La perspicacia de esta dama era extraordinaria; veía crecer la hierba y sentía el ruido de los alelíes al abrir sus corolas. Adivinaba los manejos turbios de los funcionarios, las intrigas de abades y sacristanes, los pensamientos pecaminosos de su mundo provinciano. Su casa, amplia y cómoda, sin más lujos que los de su mesa abastecida, estaba abierta para socorrer a necesitados y dolientes, y también para recibir a los personajes investidos de autoridad, no solo para rendirles pleitesía, sino para descubrir las ocultas intenciones y malsanos propósitos que abrigaran.

Cuando el señor Vázquez, un amable viejecito que había gobernado con más suavidad que inteligencia, fue sustituido por el coronel Carmelo Martínez, un desventurado mandón, a quien los camagüeyanos llegaron a odiar, amargándole la vida con acusaciones, octavillas, pasquines, anónimos, ensaladillas y maldiciones, tratándolo de Mazorral, motolito, zaguango, embustero y ladrón, la casa escogida para la recepción de “entrada” fue la de los Marqueses de Santa Lucía, que si no era la mejor de la ciudad, al menos daba comida con generosidad y vinos de las mejores bodegas españolas.
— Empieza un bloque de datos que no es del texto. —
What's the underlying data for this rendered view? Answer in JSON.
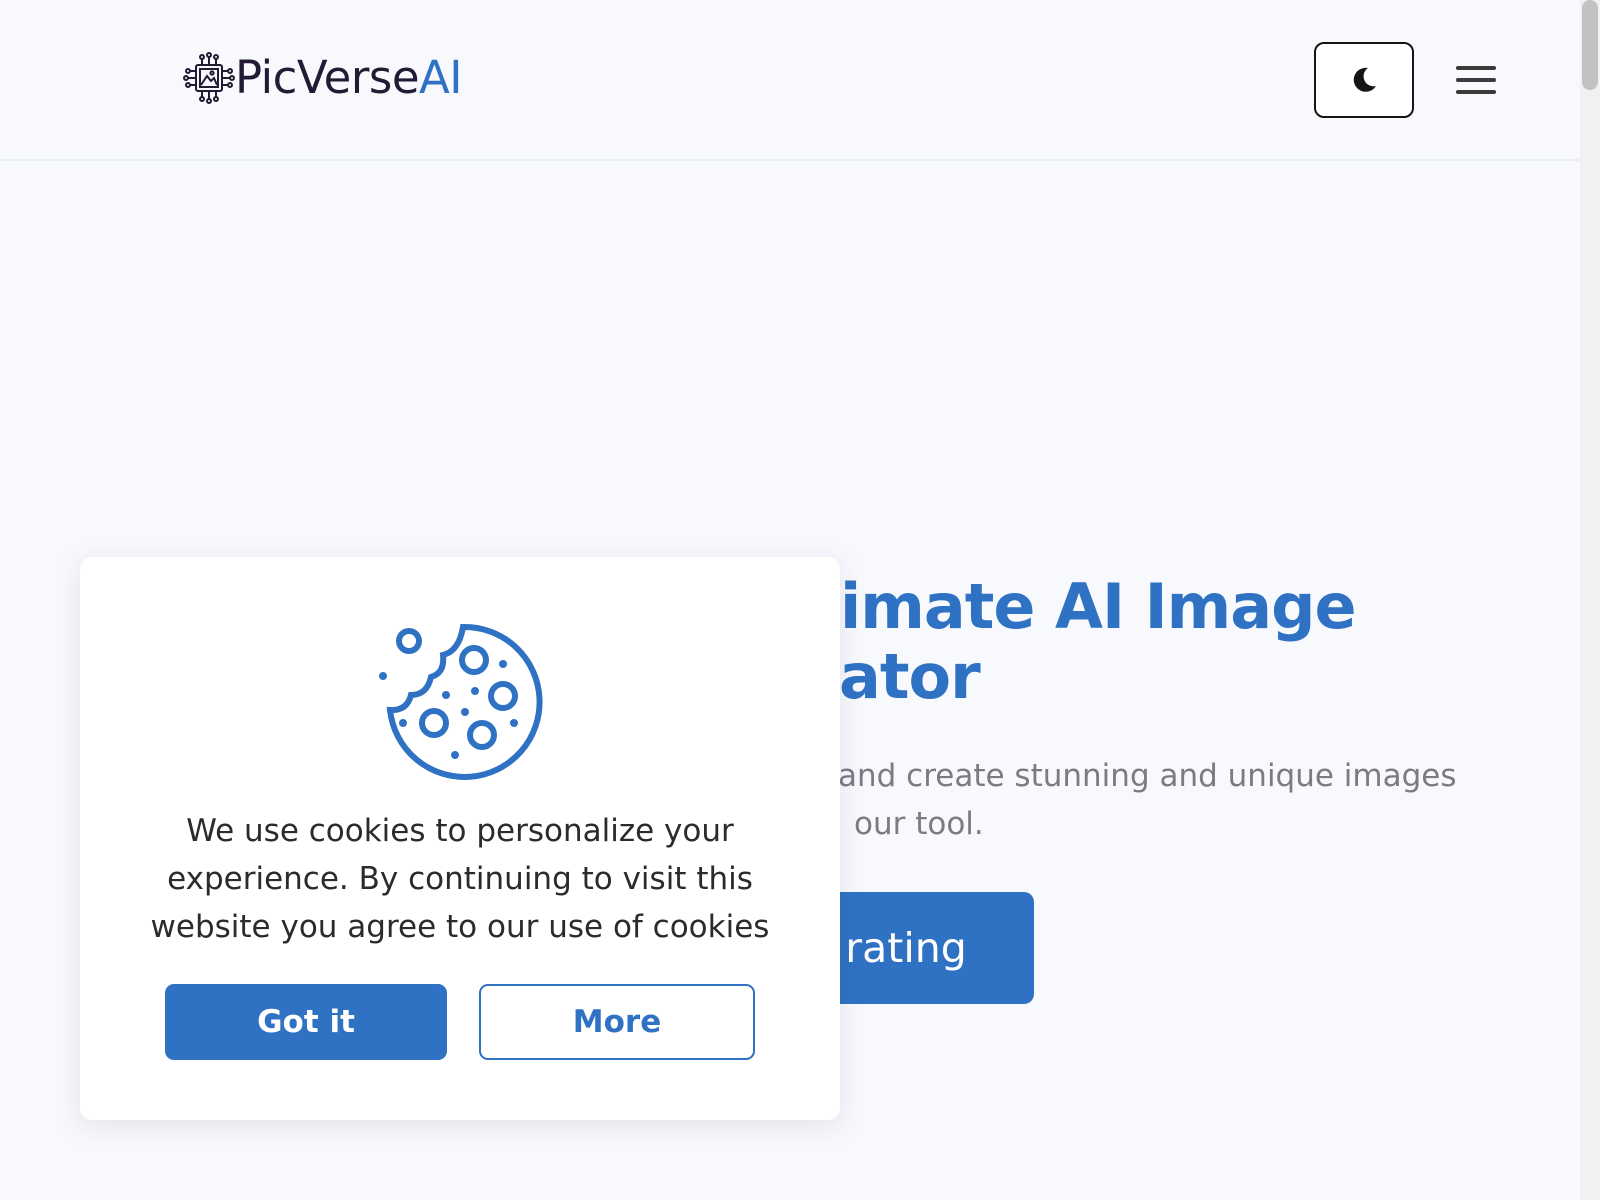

El reducido núcleo de la buena sociedad se deshizo en atenciones al invitado de honor, y sus componentes esperaban “la salida de la Marquesa” como el mejor  manjar del banquete, que no tardó en producirse; porque cuando el inédito gobernador besó la mano de la anfitriona y le dirigió la frase habitual: “¿Cómo está, excelentísima señora?”, la intrépida contestó, con cierto retintín: “Aquí, domando potros”. Un tanto confundido, don Carmelo preguntó: “¿Es que doma  usted las crías de sus haciendas?” “No, señor, repuso ella, domamos gobernadores, porque de España venís cerreros, y apenas os hemos domado os llevan a otras partes, renovando nuestros trabajos”.  Algunos afirmaron que la distinguida señora había llamado bestia al gobernador ya sus predecesores y sucesores, y leyeron en sus expresiones la inconformidad y el temor de todo gobernado ante un nuevo mandante.

Pero no podemos, a tantos años de distancia, meternos en esas averiguaciones. Baste saber que el hijo de ese matrimonio: don Salvador Cisneros Betancourt, fue un connotado libertador, Presidente de la República en Armas, Senador de la Cuba soberana, convencido demócrata, único titular a quien sus devotos paisanos  jamás apearon el tratamiento, porque para ellos era un verdadero Marqués, que había ganado el título por acciones de guerra y en las lides gloriosas de la paz.